On the evening of 27 March my mother was playing in the dining room with a toy electric mixer.  When she turned it on, her mother's china started falling off the wall.  She turned off the mixer, thinking for a nano-second that she had cause the plates' demise, then realizing it was an earthquake.

A month later, on the morning of 27 April, my mother asked her father to not fly that day.  She had dreamed that he would die, but her parents shrugged it off thinking of it as merely being a child that wanted daddy to stay home to play.  He flew delegates out to Valdez to survey the quake damage and, according to the family lore, those delegates watched helplessly as the plane took off from Valdez and crashed about a mile out to sea.  Bodies were never located, and only a few scraps of the plane were found.  This was the second husband with an empty grave for my grandmother--her first husband was lost over Sicily during WWII (they never found him or his plane).

According to wiki:  On 27 April 1964—barely a month after the quake—an Alaska Air National Guard C-123 plunged into the ocean shortly after takeoff from the Valdez airport.
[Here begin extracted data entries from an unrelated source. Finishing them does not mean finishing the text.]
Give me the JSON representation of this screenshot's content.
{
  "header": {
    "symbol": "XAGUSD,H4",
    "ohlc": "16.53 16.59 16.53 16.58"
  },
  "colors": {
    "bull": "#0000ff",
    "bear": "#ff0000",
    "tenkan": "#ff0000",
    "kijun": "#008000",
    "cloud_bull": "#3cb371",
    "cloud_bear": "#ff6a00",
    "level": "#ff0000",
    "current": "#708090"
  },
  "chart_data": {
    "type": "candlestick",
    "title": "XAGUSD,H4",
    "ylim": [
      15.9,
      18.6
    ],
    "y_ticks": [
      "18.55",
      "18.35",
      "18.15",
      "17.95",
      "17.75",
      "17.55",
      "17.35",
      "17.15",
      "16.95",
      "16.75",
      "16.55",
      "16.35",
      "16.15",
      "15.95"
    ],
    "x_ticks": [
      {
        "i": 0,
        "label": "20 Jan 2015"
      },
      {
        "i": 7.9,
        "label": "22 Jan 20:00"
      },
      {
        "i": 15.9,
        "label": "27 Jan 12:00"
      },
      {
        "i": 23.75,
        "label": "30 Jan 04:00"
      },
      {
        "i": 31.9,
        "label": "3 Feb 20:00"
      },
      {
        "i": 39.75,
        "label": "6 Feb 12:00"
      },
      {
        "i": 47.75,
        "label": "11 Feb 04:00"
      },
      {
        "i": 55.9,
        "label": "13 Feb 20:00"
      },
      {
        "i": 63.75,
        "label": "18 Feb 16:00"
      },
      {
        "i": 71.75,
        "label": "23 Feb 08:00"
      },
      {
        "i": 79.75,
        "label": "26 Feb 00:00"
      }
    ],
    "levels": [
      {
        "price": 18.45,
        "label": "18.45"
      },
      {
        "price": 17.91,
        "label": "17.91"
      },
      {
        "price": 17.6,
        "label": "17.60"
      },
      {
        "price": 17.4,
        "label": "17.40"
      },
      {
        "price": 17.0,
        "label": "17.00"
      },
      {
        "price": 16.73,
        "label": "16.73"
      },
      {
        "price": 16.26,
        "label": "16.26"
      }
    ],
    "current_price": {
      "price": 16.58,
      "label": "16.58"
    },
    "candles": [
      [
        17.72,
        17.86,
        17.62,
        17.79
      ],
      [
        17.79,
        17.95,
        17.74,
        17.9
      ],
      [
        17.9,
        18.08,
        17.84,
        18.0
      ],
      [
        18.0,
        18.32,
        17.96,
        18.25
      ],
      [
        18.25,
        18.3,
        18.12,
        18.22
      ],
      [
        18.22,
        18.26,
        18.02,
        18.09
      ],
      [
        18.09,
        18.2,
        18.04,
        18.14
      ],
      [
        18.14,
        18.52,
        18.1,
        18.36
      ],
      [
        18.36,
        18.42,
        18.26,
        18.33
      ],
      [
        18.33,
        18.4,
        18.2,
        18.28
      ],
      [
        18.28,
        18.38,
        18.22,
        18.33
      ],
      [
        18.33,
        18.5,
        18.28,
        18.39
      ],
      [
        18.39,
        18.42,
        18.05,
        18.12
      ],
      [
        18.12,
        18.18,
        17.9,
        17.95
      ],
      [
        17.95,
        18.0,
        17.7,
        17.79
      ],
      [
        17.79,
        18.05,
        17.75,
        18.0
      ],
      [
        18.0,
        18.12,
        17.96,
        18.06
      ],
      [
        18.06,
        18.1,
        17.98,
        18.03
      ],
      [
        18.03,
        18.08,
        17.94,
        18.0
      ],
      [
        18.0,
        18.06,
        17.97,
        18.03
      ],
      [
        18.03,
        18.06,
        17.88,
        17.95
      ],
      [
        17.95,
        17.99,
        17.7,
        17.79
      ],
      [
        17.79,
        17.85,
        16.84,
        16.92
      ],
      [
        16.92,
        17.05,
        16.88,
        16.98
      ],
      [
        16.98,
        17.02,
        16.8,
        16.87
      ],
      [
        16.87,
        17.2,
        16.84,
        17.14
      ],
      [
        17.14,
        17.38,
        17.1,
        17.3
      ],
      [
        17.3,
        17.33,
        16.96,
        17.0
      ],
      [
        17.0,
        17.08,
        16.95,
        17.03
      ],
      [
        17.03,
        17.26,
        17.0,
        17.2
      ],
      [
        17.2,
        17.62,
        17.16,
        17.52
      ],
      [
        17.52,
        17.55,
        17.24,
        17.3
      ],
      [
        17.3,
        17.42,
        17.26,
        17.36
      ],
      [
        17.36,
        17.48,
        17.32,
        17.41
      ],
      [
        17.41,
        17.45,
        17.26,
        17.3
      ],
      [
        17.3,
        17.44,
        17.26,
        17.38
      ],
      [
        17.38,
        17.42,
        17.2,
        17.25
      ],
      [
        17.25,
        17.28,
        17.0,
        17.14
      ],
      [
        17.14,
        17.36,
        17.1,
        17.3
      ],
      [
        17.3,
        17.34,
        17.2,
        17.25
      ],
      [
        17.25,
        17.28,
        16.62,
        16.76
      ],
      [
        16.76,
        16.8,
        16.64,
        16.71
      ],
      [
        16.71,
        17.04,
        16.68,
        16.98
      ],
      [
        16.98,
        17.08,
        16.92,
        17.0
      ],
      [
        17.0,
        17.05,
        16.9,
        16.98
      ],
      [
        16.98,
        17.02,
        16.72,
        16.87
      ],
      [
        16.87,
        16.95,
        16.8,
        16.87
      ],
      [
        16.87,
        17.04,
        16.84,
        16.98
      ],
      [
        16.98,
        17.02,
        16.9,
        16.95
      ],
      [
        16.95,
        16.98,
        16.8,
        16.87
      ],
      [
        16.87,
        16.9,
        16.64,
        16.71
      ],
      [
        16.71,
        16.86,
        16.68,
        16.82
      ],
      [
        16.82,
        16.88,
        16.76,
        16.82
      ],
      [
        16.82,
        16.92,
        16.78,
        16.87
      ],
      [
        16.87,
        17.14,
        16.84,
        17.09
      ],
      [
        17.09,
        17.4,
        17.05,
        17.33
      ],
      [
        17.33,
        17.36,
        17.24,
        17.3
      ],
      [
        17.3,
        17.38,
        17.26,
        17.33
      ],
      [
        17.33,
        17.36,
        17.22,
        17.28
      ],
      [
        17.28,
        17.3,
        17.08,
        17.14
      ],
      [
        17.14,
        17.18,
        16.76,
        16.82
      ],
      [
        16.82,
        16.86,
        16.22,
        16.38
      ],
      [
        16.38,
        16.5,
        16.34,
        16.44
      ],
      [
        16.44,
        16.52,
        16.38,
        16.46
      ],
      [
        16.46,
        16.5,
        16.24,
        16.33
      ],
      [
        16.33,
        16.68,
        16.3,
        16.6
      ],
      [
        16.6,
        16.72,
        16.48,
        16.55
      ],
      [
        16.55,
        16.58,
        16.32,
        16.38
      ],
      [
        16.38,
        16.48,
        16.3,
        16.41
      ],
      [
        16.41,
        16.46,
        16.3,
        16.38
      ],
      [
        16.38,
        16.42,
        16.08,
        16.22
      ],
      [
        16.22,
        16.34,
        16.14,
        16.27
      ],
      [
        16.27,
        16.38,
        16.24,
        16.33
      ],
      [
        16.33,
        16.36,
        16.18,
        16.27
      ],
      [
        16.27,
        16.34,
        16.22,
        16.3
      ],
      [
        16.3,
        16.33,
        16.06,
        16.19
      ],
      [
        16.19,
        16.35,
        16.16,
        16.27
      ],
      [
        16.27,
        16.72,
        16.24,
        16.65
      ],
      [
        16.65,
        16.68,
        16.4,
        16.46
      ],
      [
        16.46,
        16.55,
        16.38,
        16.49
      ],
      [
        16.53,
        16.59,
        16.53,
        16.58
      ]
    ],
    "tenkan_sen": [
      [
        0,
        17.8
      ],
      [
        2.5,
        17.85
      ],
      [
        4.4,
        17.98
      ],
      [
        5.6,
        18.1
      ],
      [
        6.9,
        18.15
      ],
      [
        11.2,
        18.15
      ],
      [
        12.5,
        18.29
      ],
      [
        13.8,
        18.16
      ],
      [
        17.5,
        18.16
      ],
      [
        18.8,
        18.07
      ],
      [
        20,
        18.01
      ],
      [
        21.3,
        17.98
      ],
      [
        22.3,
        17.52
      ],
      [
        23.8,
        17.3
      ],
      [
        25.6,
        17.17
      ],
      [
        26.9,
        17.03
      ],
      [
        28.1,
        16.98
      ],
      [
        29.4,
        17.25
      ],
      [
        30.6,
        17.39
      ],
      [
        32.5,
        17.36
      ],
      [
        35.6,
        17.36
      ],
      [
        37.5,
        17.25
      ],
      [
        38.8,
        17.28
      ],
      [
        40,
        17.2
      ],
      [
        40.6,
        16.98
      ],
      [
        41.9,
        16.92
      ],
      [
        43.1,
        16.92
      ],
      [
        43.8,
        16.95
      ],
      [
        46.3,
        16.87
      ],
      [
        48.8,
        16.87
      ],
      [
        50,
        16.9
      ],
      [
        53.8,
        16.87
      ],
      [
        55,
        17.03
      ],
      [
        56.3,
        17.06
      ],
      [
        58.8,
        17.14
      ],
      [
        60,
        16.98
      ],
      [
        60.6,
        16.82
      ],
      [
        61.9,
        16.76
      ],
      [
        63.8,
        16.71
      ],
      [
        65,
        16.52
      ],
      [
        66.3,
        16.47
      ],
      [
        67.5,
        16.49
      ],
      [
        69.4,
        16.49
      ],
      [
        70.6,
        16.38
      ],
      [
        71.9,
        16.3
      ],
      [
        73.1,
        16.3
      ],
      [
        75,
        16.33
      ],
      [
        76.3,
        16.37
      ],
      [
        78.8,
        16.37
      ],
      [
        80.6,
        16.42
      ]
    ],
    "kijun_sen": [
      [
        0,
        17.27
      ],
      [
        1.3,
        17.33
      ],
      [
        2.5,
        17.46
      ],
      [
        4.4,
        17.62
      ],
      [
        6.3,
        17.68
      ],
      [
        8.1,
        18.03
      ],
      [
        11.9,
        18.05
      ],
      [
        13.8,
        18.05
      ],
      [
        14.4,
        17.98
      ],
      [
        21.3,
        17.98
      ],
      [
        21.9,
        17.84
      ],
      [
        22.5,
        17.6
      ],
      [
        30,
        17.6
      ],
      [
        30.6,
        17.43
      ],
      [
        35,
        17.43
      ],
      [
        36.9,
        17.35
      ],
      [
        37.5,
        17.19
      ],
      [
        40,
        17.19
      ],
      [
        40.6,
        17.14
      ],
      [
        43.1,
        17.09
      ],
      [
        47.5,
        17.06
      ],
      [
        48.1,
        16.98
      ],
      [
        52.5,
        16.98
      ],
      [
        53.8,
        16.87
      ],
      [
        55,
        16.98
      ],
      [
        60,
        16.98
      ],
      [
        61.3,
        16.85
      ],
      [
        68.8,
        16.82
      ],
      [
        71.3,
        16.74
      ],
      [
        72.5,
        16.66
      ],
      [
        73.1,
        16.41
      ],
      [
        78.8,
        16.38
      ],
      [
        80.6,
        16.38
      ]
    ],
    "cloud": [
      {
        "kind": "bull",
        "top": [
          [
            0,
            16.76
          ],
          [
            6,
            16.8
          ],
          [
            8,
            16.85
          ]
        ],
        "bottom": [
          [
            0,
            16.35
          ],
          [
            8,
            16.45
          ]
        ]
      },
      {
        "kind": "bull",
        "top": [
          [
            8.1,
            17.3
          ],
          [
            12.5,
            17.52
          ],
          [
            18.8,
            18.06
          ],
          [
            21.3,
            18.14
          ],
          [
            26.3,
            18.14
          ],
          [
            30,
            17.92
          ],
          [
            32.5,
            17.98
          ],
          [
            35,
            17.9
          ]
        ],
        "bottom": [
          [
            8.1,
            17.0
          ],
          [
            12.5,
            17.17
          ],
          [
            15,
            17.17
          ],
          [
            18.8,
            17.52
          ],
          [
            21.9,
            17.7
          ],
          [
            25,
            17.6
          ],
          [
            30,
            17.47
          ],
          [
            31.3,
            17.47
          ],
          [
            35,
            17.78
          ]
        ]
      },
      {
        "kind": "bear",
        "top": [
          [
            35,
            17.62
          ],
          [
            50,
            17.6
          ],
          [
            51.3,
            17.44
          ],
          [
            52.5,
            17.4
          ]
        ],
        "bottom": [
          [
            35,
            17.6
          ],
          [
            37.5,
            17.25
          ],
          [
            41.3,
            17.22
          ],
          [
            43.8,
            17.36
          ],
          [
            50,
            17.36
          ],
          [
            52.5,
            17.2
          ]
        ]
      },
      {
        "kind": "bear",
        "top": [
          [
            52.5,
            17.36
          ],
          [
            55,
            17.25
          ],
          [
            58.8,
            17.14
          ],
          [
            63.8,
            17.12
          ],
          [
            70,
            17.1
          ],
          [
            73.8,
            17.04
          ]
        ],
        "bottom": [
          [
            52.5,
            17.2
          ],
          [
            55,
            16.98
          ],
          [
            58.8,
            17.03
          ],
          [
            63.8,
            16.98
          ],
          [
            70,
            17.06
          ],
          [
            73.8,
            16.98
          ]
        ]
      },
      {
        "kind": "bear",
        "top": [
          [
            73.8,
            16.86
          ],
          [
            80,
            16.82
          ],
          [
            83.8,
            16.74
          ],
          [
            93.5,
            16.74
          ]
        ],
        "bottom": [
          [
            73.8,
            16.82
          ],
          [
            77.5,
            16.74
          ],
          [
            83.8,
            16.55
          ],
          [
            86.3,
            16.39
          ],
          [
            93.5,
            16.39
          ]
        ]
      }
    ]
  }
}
Killed was the plane’s three-man crew, including the pilot, Lt. Col. Thomas Norris Sr.; the co-pilot, Maj. James Rowe (who, circling Anchorage in a C-123 a month earlier, had served as the eyes and ears of the world in the aftermath of the earthquake); and the flight engineer, TSgt. Kenneth Ayers. Also dead was Maj. Gen. Thomas Carroll, the adjutant general of the Alaska National Guard.


We had this event marked on our calendar, but we did nothing about it.  I'm not sure how to handle this particular day of importance.  It's not a holiday.  There isn't a celebration.  But it is an important date in our family lore.  One that I want my children to somehow connect with--but how do accomplish that when you live far away from the location?  If we were in Anchorage we would visit Earthquake Park, take a picnic drive to view the trees standing naked at the end of the inlet where they were killed by the salt water of the tsunami.  Maybe an outing to Valdez next month and a visit to the memorial headstone for my grandfather?  But alas, we live some six time zones away.  How do you commemorate the second largest earthquake since 1900?

Friday, March 9, 2012

Farm-to-Table: Farmer Boy

We've been reading Farmer Boy as part of our Farm-to-Table study this spring.  After reading chapter twelve we hit Google to see why Nick Brown accepted rags for his tinware.

What did we find?  A fascinating blog entry about rag paper!  I'm looking forward to reading more of Nancy Cleveland's blog, As a Laura Ingalls Wilder Researcher Thinks.

Before finding that, we found this.  I hear a roadtrip beckoning me!

Sunday, January 15, 2012

Farm-to-Table: Flock Swap

We attended a flock swap as part of our farm-to-table studies for this season.  It was pretty nifty.  There was an easily walkable variety of critters and folks, and we believe we have determined which chicken varieties we want to attempt.

We're planning to pursue Brahmas, Delawares, and Orpingtons. Tis a real pity we don't have our coop set up yet because I would have come home with these beauties!

Dark Brahma Standard pairs


The boys were enamored with the baby rabbits that were available as well, but I hold the same philosophy as a friend of mine who stated: Our animals need to provide a functional service, we all have to work for our food.  I don't have the mental constitution for skinning and eating rabbits at this time.  Too much of a city girl.